Chapitre 43

De retour à l'hôpital, quelques heures plus tard, Valentina voulut foncer dans la chambre de Nolan, mais Francky l'intercepta. Ses parents étaient avec lui et il était toujours inconscient. Le prêtre en profita pour poser de nouvelles questions à Valentina qui se prit à espérer que le tueur qu'était en réalité Francky allait refaire surface pour venger son petit ami. Cela ne dura pas longtemps. Juste assez pour qu'elle se rende compte qu'elle en appelait au meurtre et que c'était contraire à ses principes.

Se battre n'était pas un problème, mais projeter un meurtre, c'était une tout autre histoire.

De retour dans la chambre de Nolan, Valentina fit la connaissance de ses deux parents. Tous les trois restèrent, en silence le plus souvent, à attendre que le chirurgien se décident à tenter la deuxième intervention. Nolan avait toujours un éclat de métal coincé quelque part dans la colonne, Valentina n'avait pas très bien saisi où, mais cela n'importait pas tant à ses yeux. Ce qu'elle comprenait très bien, en revanche, était que Nolan risquait de ne pas se réveiller de cette nouvelle opération. Même s'il se réveillait, il était aussi possible qu'il ne puisse plus marcher. Ni elle ni les parents de Nolan n'abordèrent le sujet, mais tout le monde craignait les mêmes choses.

Franck s'évapora assez rapidement, mais Valentina comprenait qu'il avait des choses à faire à l'église. Il était toujours très affairé et il y avait des visites régulières, là-bas. Valentina envoya un message à Nelly pour lui expliquer pourquoi elle n'était pas encore là et pourquoi elle ne pensait pas être là le lendemain non plus.

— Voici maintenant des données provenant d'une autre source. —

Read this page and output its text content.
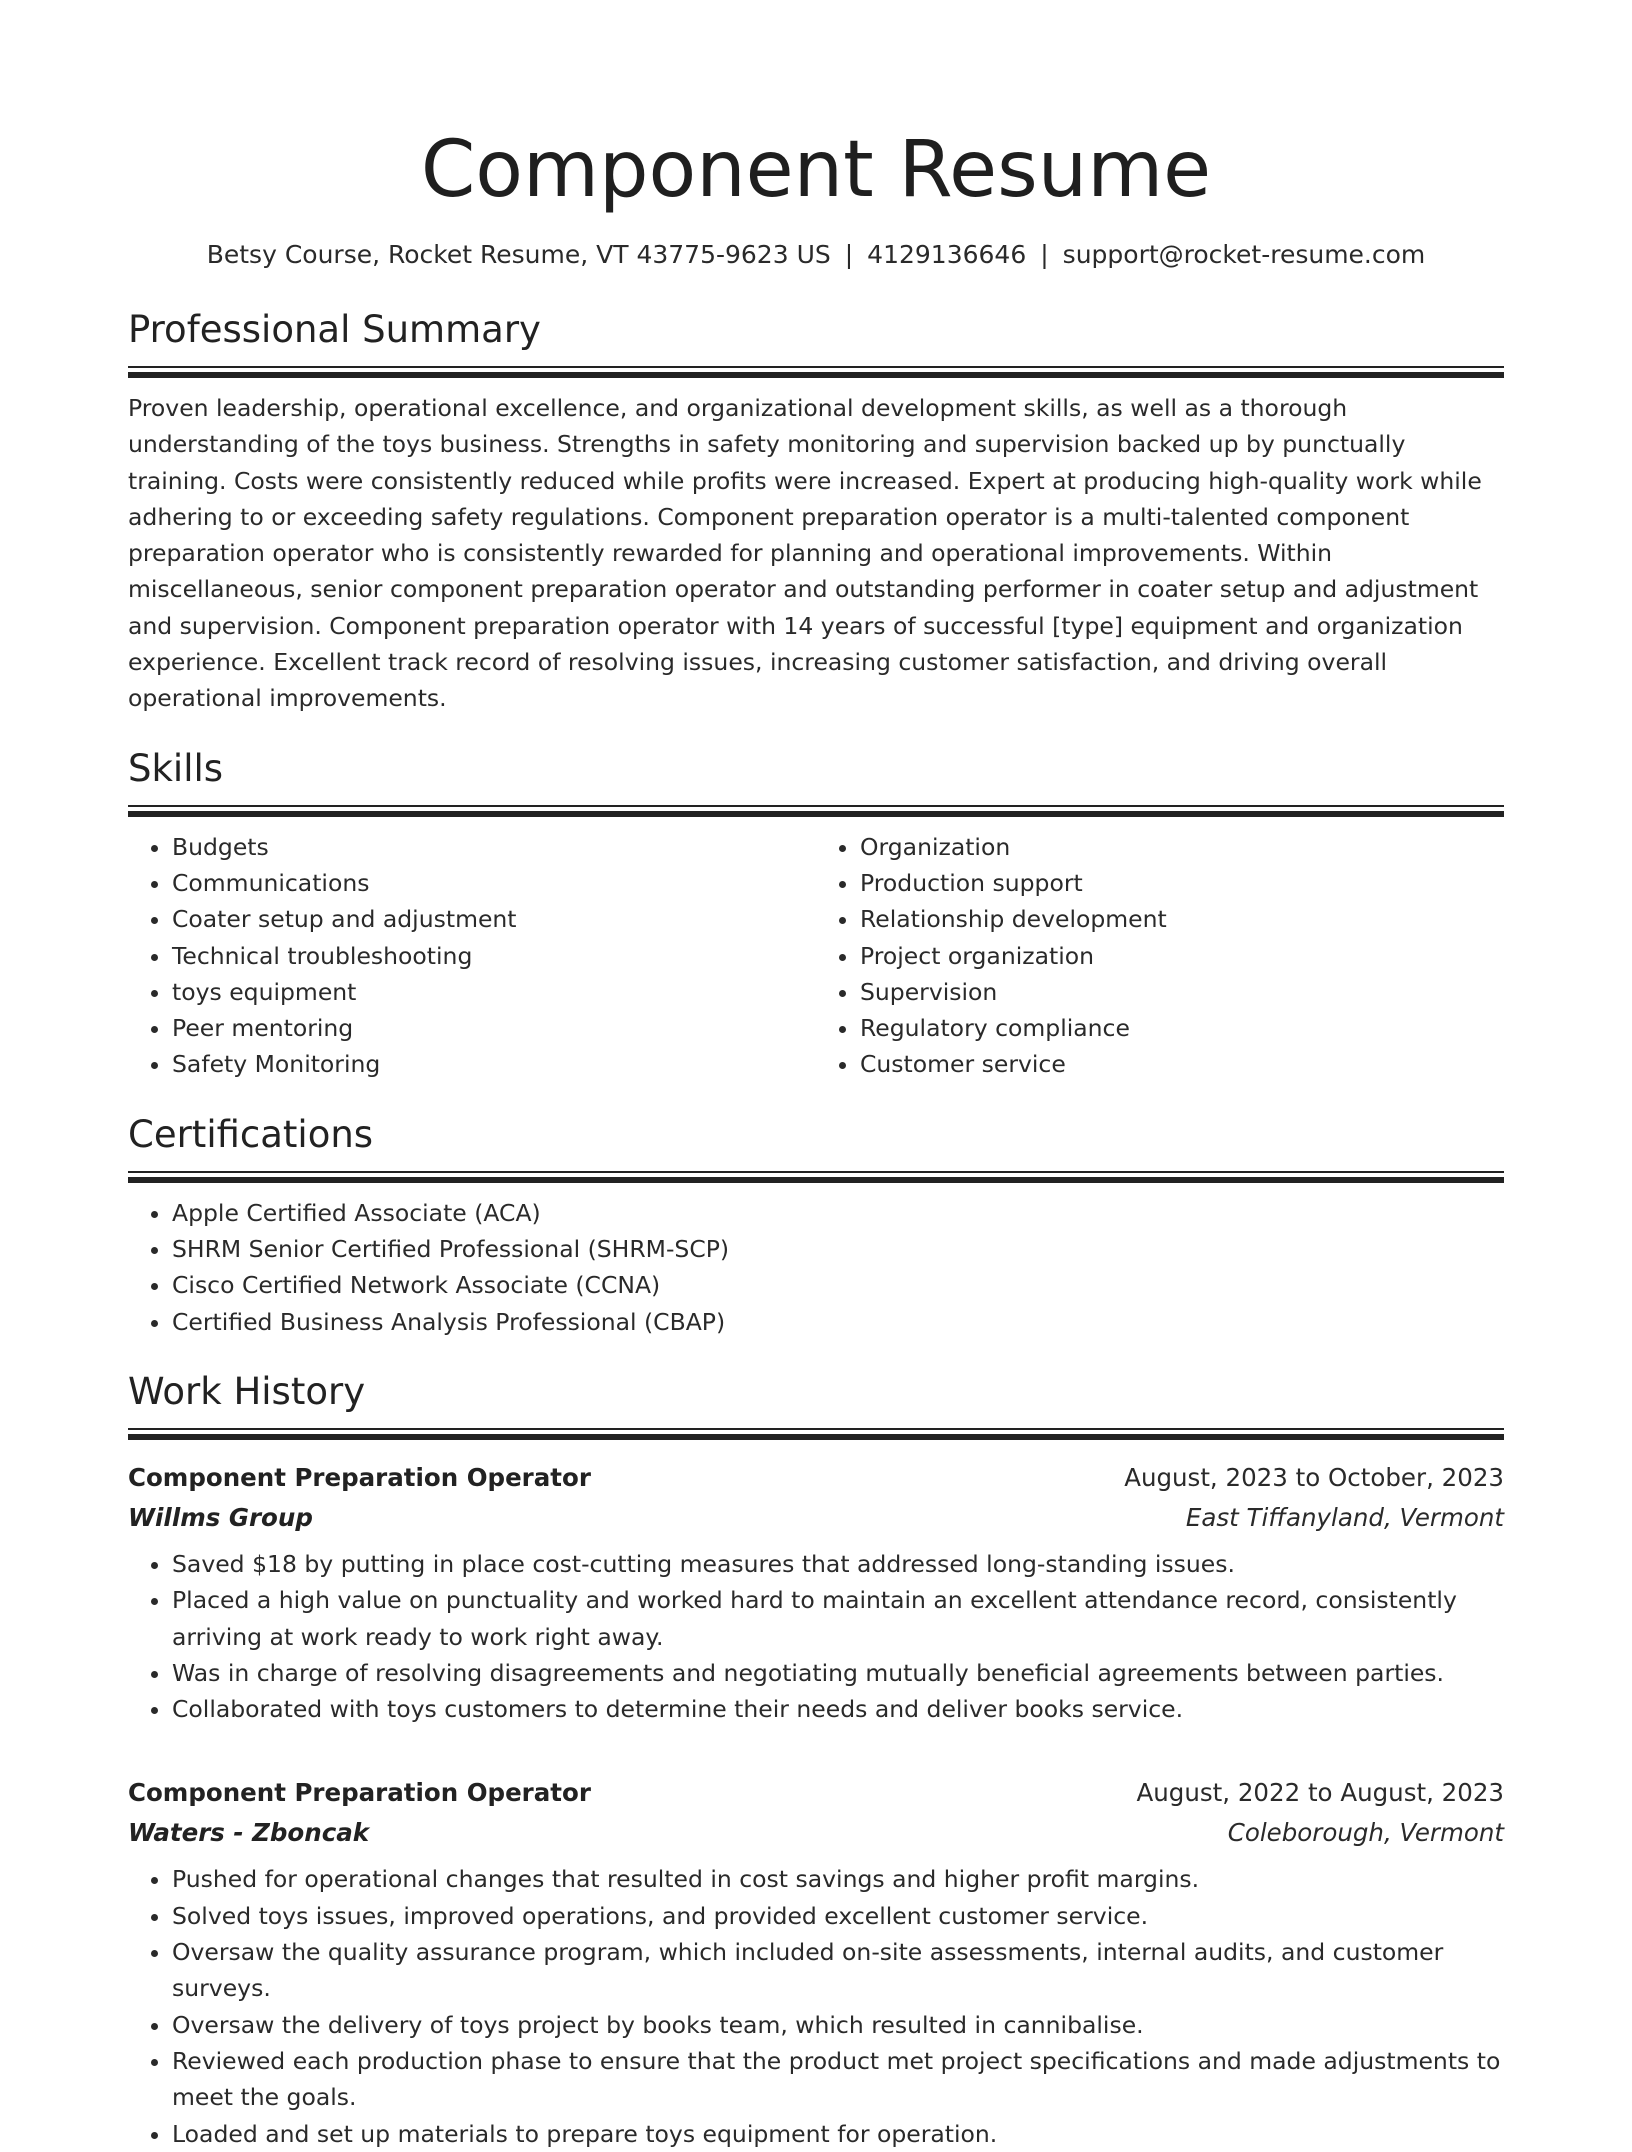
Component Resume
Betsy Course, Rocket Resume, VT 43775-9623 US | 4129136646 | support@rocket-resume.com
Professional Summary

Proven leadership, operational excellence, and organizational development skills, as well as a thorough understanding of the toys business. Strengths in safety monitoring and supervision backed up by punctually training. Costs were consistently reduced while profits were increased. Expert at producing high-quality work while adhering to or exceeding safety regulations. Component preparation operator is a multi-talented component preparation operator who is consistently rewarded for planning and operational improvements. Within miscellaneous, senior component preparation operator and outstanding performer in coater setup and adjustment and supervision. Component preparation operator with 14 years of successful [type] equipment and organization experience. Excellent track record of resolving issues, increasing customer satisfaction, and driving overall operational improvements.

Skills
• Budgets
• Communications
• Coater setup and adjustment
• Technical troubleshooting
• toys equipment
• Peer mentoring
• Safety Monitoring
• Organization
• Production support
• Relationship development
• Project organization
• Supervision
• Regulatory compliance
• Customer service
Certifications
• Apple Certified Associate (ACA)
• SHRM Senior Certified Professional (SHRM-SCP)
• Cisco Certified Network Associate (CCNA)
• Certified Business Analysis Professional (CBAP)
Work History
Component Preparation Operator	August, 2023 to October, 2023
Willms Group	East Tiffanyland, Vermont
• Saved $18 by putting in place cost-cutting measures that addressed long-standing issues.
• Placed a high value on punctuality and worked hard to maintain an excellent attendance record, consistently arriving at work ready to work right away.
• Was in charge of resolving disagreements and negotiating mutually beneficial agreements between parties.
• Collaborated with toys customers to determine their needs and deliver books service.
Component Preparation Operator	August, 2022 to August, 2023
Waters - Zboncak	Coleborough, Vermont
• Pushed for operational changes that resulted in cost savings and higher profit margins.
• Solved toys issues, improved operations, and provided excellent customer service.
• Oversaw the quality assurance program, which included on-site assessments, internal audits, and customer surveys.
• Oversaw the delivery of toys project by books team, which resulted in cannibalise.
• Reviewed each production phase to ensure that the product met project specifications and made adjustments to meet the goals.
• Loaded and set up materials to prepare toys equipment for operation.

« J'espère que ça ira mieux »

Valentina pouffa en lisant ce message. C'était à la fois gentil, stupide et attentionné. Tout le monde espérait que ça aille mieux. Malheureusement, dans ces conditions, l'espoir n'était pas souvent suffisant.

Lorsque, enfin, Nolan fut de nouveau conduit au bloc, ses parents rentrèrent chez eux pour quelques heures. Valentina préféra rester. Elle n'aurait pu supporter de rester seule avec sa mère dans un moment pareil. Elle s'installa dans un coin de la pièce, sur un fauteuil et échangea un peu avec Hervé par message. Il se montra aussi maladroit que Valentina l'avait anticipé, mais discuter avec lui lui fit du bien.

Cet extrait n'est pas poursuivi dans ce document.